Should we document the behavior of `Mutex.withLockIfAvailable()`?

The documentation for Mutex.withLockIfAvailable() does not specify if it can spuriously fail to acquire the mutex. I'd like to get feedback from the community: should we make clear that it cannot fail in this fashion?

This isn't a formal Swift Evolution proposal, but I'd like our documentation to state that Mutex.withLockIfAvailable() will not spuriously fail if its underlying platform-specific primitive is not held by another thread. Specifically, I'd like to strengthen the language in the Return Value documentation section:

- The return value, if any, of the `body` closure parameter or `nil` if the lock
- couldn’t be acquired.
+ If the lock is acquired, the return value of the `body` closure. If the lock
+ is already held by any thread (including the current thread), `nil`.

And I would like to add the following Note callout to the Discussion section:

+ - Note: This function cannot spuriously fail to acquire the lock. The behavior
+   of similar functions in other languages (such as C's `mtx_trylock()`) is
+   platform-dependent and may differ from Swift's behavior.

What is a "spurious failure"?

Given the following algorithm:

if mutex.tryLock() {
  doWork()
  mutex.unlock()
}

mutex.tryLock() should return true if the lock was acquired, and false if another thread has currently acquired it. A spurious failure occurs if the function returns false despite no other thread having acquired it.

Why bother?

Normally, the lack of any discussion about spurious failures wouldn't be an issue since we don't document whether or not most other API can spuriously fail either. However, withLockIfAvailable() is Swift's spelling of the tryLock() operation, and there is a schism between the C/C++ standards and POSIX as to whether tryLock() might fail spuriously.

C/C++ vs. POSIX

C11's mtx_trylock() and C++11's std::mutex::try_lock() are both allowed to spuriously fail. Per the C++11 standard §30.4.1.1/16:

An implementation may fail to obtain the lock even if it is not held by any other thread. [ Note: This spurious failure is normally uncommon, but allows interesting implementations based on a simple compare and exchange [...] ]

(The standard is referring to weak compare-and-exchange operations which can fail spuriously at the hardware level; strong compare-and-exchange operations cannot fail in this manner.)

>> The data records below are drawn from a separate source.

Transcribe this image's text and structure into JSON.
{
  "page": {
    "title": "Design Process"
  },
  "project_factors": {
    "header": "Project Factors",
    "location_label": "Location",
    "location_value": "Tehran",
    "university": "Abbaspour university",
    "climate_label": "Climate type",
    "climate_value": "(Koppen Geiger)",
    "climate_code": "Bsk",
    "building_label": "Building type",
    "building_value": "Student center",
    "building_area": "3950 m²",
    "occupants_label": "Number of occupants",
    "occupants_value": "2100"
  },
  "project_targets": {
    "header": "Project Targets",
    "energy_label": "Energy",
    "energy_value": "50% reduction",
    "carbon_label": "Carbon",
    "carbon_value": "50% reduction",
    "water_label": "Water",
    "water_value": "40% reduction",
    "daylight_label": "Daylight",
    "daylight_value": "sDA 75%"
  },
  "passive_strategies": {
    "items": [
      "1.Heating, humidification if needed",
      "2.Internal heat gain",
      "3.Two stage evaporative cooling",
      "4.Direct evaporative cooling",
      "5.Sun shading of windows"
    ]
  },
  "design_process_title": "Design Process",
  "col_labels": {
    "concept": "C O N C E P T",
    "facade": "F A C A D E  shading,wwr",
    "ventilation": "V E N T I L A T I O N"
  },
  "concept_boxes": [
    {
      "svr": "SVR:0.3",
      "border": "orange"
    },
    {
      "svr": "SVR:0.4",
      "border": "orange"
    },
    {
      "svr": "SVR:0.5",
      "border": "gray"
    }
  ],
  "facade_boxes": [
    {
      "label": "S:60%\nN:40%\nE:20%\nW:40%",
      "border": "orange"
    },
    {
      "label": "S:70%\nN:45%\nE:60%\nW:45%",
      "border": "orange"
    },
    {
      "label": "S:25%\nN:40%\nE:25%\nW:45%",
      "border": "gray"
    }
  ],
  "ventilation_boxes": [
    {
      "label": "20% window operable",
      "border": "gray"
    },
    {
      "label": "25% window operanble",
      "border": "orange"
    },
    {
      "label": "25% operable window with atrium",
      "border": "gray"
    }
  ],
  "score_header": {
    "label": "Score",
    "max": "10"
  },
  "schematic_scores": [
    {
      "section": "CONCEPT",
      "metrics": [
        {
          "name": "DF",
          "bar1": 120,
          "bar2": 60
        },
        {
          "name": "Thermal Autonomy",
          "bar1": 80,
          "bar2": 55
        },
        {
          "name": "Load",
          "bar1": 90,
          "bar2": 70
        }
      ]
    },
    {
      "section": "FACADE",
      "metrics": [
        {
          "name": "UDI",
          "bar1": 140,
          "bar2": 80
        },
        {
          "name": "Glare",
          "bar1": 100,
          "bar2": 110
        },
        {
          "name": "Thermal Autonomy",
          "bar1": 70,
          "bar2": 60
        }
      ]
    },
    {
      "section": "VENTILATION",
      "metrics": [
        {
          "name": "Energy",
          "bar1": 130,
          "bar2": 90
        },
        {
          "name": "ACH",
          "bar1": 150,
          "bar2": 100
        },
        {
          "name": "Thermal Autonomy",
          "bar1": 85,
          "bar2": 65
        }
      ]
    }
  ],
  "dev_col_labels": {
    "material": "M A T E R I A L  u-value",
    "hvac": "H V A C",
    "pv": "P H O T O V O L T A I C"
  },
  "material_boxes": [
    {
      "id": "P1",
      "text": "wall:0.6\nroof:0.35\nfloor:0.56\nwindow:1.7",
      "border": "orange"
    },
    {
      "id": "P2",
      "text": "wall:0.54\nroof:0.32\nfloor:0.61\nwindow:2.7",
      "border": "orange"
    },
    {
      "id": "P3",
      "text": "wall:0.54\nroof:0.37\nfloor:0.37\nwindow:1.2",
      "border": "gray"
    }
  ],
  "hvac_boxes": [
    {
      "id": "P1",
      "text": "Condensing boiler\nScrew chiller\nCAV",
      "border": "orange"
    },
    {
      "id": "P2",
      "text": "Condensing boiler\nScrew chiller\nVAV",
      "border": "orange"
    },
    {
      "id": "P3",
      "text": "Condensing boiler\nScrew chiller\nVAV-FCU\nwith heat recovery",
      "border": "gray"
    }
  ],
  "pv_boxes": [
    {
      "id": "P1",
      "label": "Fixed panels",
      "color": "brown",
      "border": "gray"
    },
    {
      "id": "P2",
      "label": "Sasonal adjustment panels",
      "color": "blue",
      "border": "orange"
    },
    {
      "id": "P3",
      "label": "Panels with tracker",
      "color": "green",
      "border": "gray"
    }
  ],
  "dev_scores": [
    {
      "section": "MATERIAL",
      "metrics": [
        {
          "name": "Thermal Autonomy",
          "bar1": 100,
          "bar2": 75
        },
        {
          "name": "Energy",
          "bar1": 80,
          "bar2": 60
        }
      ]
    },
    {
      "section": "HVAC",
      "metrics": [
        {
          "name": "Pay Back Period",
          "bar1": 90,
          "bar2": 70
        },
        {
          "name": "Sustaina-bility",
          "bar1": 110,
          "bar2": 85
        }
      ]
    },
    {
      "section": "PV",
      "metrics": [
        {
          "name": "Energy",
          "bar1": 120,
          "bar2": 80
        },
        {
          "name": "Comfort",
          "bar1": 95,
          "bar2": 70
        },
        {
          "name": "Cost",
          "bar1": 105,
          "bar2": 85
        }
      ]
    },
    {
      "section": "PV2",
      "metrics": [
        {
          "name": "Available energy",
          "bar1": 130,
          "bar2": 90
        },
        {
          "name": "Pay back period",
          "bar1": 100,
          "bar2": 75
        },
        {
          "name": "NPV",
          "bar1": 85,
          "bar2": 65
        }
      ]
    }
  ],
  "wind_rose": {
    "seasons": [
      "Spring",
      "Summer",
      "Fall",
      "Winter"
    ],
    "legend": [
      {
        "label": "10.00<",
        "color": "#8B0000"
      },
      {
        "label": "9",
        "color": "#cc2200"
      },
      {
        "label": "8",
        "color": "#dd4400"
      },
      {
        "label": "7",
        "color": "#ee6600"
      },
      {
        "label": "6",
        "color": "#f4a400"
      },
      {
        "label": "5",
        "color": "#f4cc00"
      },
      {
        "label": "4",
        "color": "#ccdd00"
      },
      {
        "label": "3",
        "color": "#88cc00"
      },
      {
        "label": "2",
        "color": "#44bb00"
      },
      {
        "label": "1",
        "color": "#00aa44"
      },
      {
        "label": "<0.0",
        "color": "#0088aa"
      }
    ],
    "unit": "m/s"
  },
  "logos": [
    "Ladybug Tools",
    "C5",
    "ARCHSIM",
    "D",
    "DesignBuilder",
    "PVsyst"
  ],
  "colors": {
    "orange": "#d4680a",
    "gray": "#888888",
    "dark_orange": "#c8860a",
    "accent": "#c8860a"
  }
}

But the POSIX standard for pthread_mutex_trylock() makes no such accommodation, instead stating simply:

The function pthread_mutex_trylock() is identical to pthread_mutex_lock() except that if the mutex object referenced by mutex is currently locked (by any thread, including the current thread), the call returns immediately.

Other languages

Other languages have equivalent API: Rust has mutex::try_lock(), Go has Mutex.TryLock(), Kotlin has Mutex.tryLock(), and Java has Lock.tryLock(). None of these methods document that they spuriously fail (other than the Rust-specific concept of a "poisoned" mutex which is not germane to this pitch.) So that may be an argument in favour of us leaving the documentation as-is.

Where does Swift stand?

It's my position that Swift should document the behaviour specifically. That way, developers who use Mutex will know what to expect from it and will (hopefully) avoid being confused if they've also read the documentation for the C/C++'s equivalents.

I've gone over the platform-specific implementations of _MutexHandle._tryLock() in the Swift repository and have confirmed that none of these implementations is subject to spurious failure (or, at least, none documents any such failure mode):

Platform Implementation Based On Uses cmpxchg? Documents Possible Spurious Failures?
Darwin os_unfair_lock_trylock() No No
FreeBSD UMTX_OP_MUTEX_TRYLOCK No No
Linux/Android Atomic.compareExchange()/FUTEX_TRYLOCK_PI Strong No
OpenBSD pthread_mutex_trylock() No No
Wasm Atomic.compareExchange() Strong No
Windows TryAcquireSRWLockExclusive() No No

In other words, although we don't document it, Swift's withLockIfAvailable() implementations do not spuriously fail. These implementations are, of course, implementation details and are subject to change over time, but any change to Mutex that causes us to start spuriously failing is a breaking change because it could wreak havoc on code that uses withLockIfAvailable() today.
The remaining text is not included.